2.5.6. Sosyal Rol Kuramı

Alice Eagly (1987), tarafından oluşturulan Sosyal Rol Kuramı cinsiyet benzerliklerini ve farklılıklarını içermektedir. Wendy Wood ve Amenda Diekman’ın katkılarıyla güncelleştirilmiştir (Eagly ve diğ., 2000). Sosyal Rol Kuramı, cinsiyet farklılıklarının sosyal davranışlar ve kişilik özellikleriyle ilişkisini araştırmak için yapılan meta analiz çalışmalarının bulguları sonucunda ortaya konmuştur. Meta analiz çalışmaları sonucunda çeşitli davranışların cinsiyet farklılıklarıyla ilişkili olduğu bulgusuna ulaşılmıştır (Blakemore ve diğ., 2009).

Sosyal Rol Kuramı, kadın ve erkeğin bireysel olarak niçin farklı davrandıklarından ziyade toplumsal koşulların kadın ve erkeğin davranışlara etkisine odaklanır (Helgeson, 2012). Kadın ve erkek farklı olaylar karşısında neden benzer ya da farklı davranışlar sergilerler? Sosyal Rol Kuramı bu tür soruları cevaplamaya çalışır (Eagly, 1987; Eagly ve diğ., 2000). Kadın ve erkek arasındaki davranış farklılıklarının nedeni olarak kadın ve erkeğe toplum tarafından atfedilen farklı sosyal roller gösterilmektedir (Wood ve Eagly, 2002). Sosyal Rol Kuramı’na göre kişilik özelliklerindeki çeşitlilikler de kadın ve erkeğe ait rol farklılıklarından kaynaklanmaktadır (Eagly, 1987). Ayrıca, kadın ve erkek arasındaki biyolojik farklılıklarda kadın ve erkeğe farklı görevler verilmesine yol açmaktadır (Wood ve Eagly, 2002).

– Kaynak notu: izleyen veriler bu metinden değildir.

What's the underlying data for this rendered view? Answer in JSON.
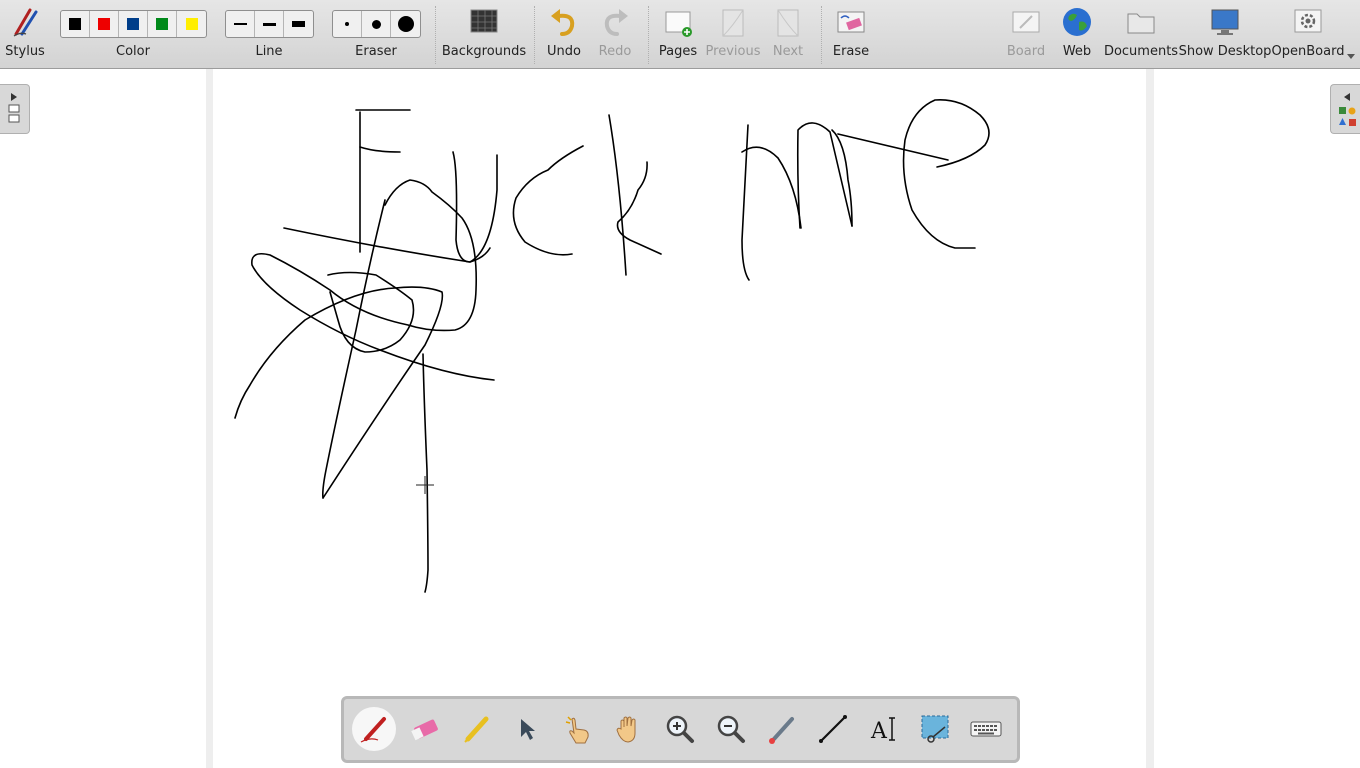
{
  "toolbar": {
    "stylus": "Stylus",
    "color": "Color",
    "line": "Line",
    "eraser": "Eraser",
    "backgrounds": "Backgrounds",
    "undo": "Undo",
    "redo": "Redo",
    "pages": "Pages",
    "previous": "Previous",
    "next": "Next",
    "erase": "Erase",
    "board": "Board",
    "web": "Web",
    "documents": "Documents",
    "show_desktop": "Show Desktop",
    "openboard": "OpenBoard",
    "palette_colors": [
      "#000000",
      "#ee0000",
      "#003e8a",
      "#00891a",
      "#ffee00"
    ]
  },
  "bottom_tools": [
    "pen",
    "eraser",
    "highlighter",
    "selector",
    "interact",
    "hand",
    "zoom-in",
    "zoom-out",
    "laser-pointer",
    "line",
    "text",
    "capture",
    "virtual-keyboard"
  ],
  "active_tool": "pen"
}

Sosyal ve psikolojik süreçlerin aracı etkisiyle sosyal roller kadın ve erkeğin davranışlarında farklılıklar göstermesine neden olmaktadır. Bu sosyal ve psikolojik süreçler cinsiyet rollerin oluşumunu sağlamaktadır (Eagly ve Karau, 2002). Sosyal rollerin bireylerin davranışlarına rehberlik etmesinden sonra kadın ve erkeğe kendilerine özgü mesleki ve ailevi roller gibi cinsiyet rolleri yerleşmektedir. Bu davranışların oluşumuna çeşitli gelişimsel ve sosyal süreçlerin yanında sosyal etkileşim ve bireylerin kendi öz-düzenlemeleri aracılık etmektedir. Üstelik, hormonal değişiklikler gibi biyolojik süreçler de bu davranışların oluşumuna katkı sağlamaktadır (Eagly, Wood ve Johannesen-Schmidt, 2004).

Bireysel cinsiyet rol görevlerinin yerine getirilmesi toplumsal cinsiyet rollerinin ortaya çıkmasını sağlar ve kadın ile erkeğe dair cinsiyet kalıp yargıların oluşmasına olanak tanır. Kadına dair kalıp yargılar; topluma uyumlu davranışlar, ailevi görevler ve emir alıcı davranışlarken erkeğe dair kalıp yargılar; baskın bir karaktere sahip olmak, iş rollerini yerine getirilmesi ve ailenin geçimi için para kazanılması gibi rollerdir. Bütün bu cinsiyet kalıp yargıları kadın ve erkeğin cinsiyet rollerini başarılı bir şekilde yerine getirmesini sağlar. Cinsiyet rolleri çocuklukta kazanılır ve çocukluktan yetişkinliğe geçiş aşamasında genişletilir (Eagly ve diğ., 2000).